I picked up a used motor this weekend, and am getting started with going through it. Its apparently been sitting for about a year. But so far, it looks nice and clean internally.

So on to more random thoughts and questions:

I'm trying to decide how far I want to go taking it apart. I've got the valve covers off, and things look pretty good on the top of the heads. And looking into the intake and exhaust ports, the valves look good. Should I pull the heads just to take a look at the valves? And to look at the tops of the cylinders? I was thinking about swapping in the lifters out of the heads that were on the trashed motor since in theory at least, they should still be fairly full of oil.

I removed the oil pan, and the bottom end looks good, with nothing metalic in the pan or in the sump screen. I was thinking that as long as all the rod bearings feel tight, I should be ok. Agreed? Is there anything else to check while I'm in there?

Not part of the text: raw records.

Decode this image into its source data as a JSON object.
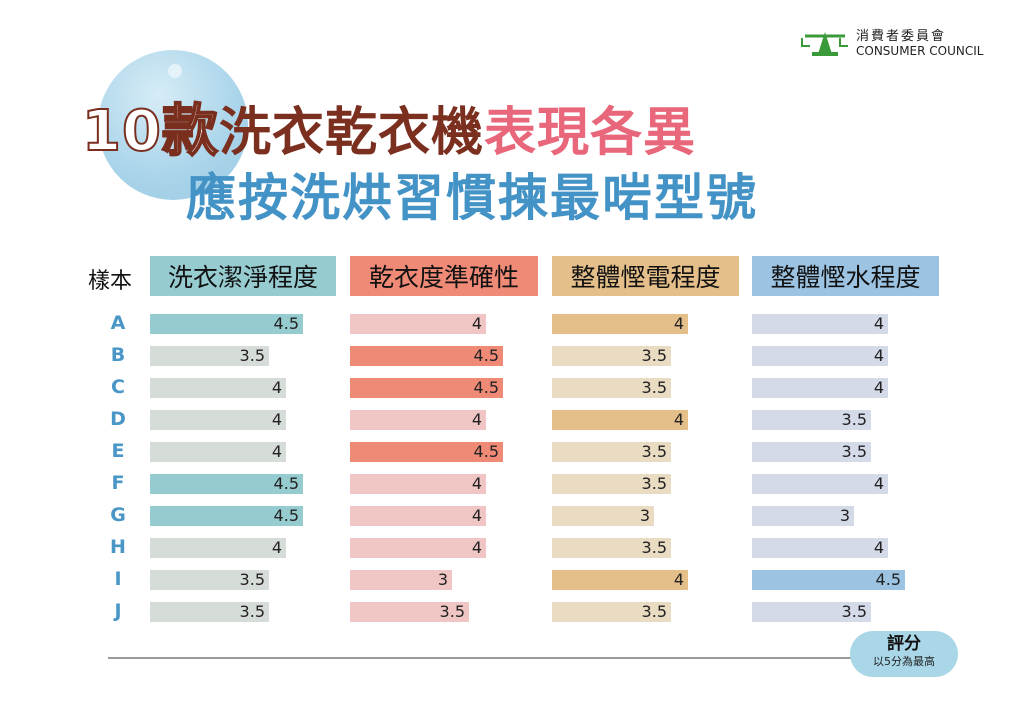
{
  "logo": {
    "zh": "消費者委員會",
    "en": "CONSUMER COUNCIL"
  },
  "title": {
    "num": "10款",
    "part1": "洗衣乾衣機",
    "part2": "表現各異",
    "line2": "應按洗烘習慣揀最啱型號"
  },
  "chart_data": {
    "type": "bar",
    "row_header": "樣本",
    "categories": [
      "A",
      "B",
      "C",
      "D",
      "E",
      "F",
      "G",
      "H",
      "I",
      "J"
    ],
    "series": [
      {
        "name": "洗衣潔淨程度",
        "values": [
          4.5,
          3.5,
          4,
          4,
          4,
          4.5,
          4.5,
          4,
          3.5,
          3.5
        ],
        "color": "#96cbd0",
        "light": "#d6ddd8"
      },
      {
        "name": "乾衣度準確性",
        "values": [
          4,
          4.5,
          4.5,
          4,
          4.5,
          4,
          4,
          4,
          3,
          3.5
        ],
        "color": "#ef8a77",
        "light": "#efc6c4"
      },
      {
        "name": "整體慳電程度",
        "values": [
          4,
          3.5,
          3.5,
          4,
          3.5,
          3.5,
          3,
          3.5,
          4,
          3.5
        ],
        "color": "#e5bf8a",
        "light": "#eadcc2"
      },
      {
        "name": "整體慳水程度",
        "values": [
          4,
          4,
          4,
          3.5,
          3.5,
          4,
          3,
          4,
          4.5,
          3.5
        ],
        "color": "#9cc3e2",
        "light": "#d5dae8"
      }
    ],
    "ylim": [
      0,
      5
    ],
    "axis_label": "評分",
    "axis_note": "以5分為最高"
  }
}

Is there any way to tell auto from manual cams besides the paint? Or aftermarket cams? Do I just need to mic the lobes?

Another nice thing about the motor purchase is I got another wiring harness (to hopefully salvage some better connectors), some exhaust components and a nice polished plenum, as well as some powder coated throttle components along with it. And an extra set of heads. So now my garage is full of parts. :)

I also got a hicas delete kit in the mail as well, so I have that to install also.

Any other thoughts/ideas?

Thanks!!!

Scott

schwar74
Posts: 53
Joined: Fri Nov 02, 2012 8:13 am
Car: 1990 300zxTT Auto
1990 300zx na 2+2

Post

Update . . . . Finally was able to start it last night. Pretty excited to say the least.

I ended up rebuilding the used motor that I got. It didn't really need much as it was in pretty good shape, but I wanted to be sure. The block was dipped, the cylinders honed, heads checked, and then it got new bearings and rings. I cleaned/serviced the lifters per Ash's writeup on TT.net. I also bought a replacement fuel rail from Bernie with new style stock injectors.

Everything went fairly smoothly overall. I failed to recognize that the head bolts are different lengths, and got a short bolt in the wrong hole, which messed up a little bit of the threads, but things torqued down fine.

I bought some good used turbos that were pretty much within spec as far as shaft play was concerned.

The cooling lines were rerouted because I deleted the cooling lines from under the plenum.

I think there's an issue with the inhibitor switch/neutral safety switch (auto transmission),as I couldn't get the starter to engage. The starter relay is not getting any signal with the key in the start position. If I jumper the big connector coming from the starter relay, it cranks just fine.

Theres a pretty good puddle of power steering fluid under the pump today. I'll have to get that figured out.

But its good to know that its alive, and that this whole project now has an end in sight!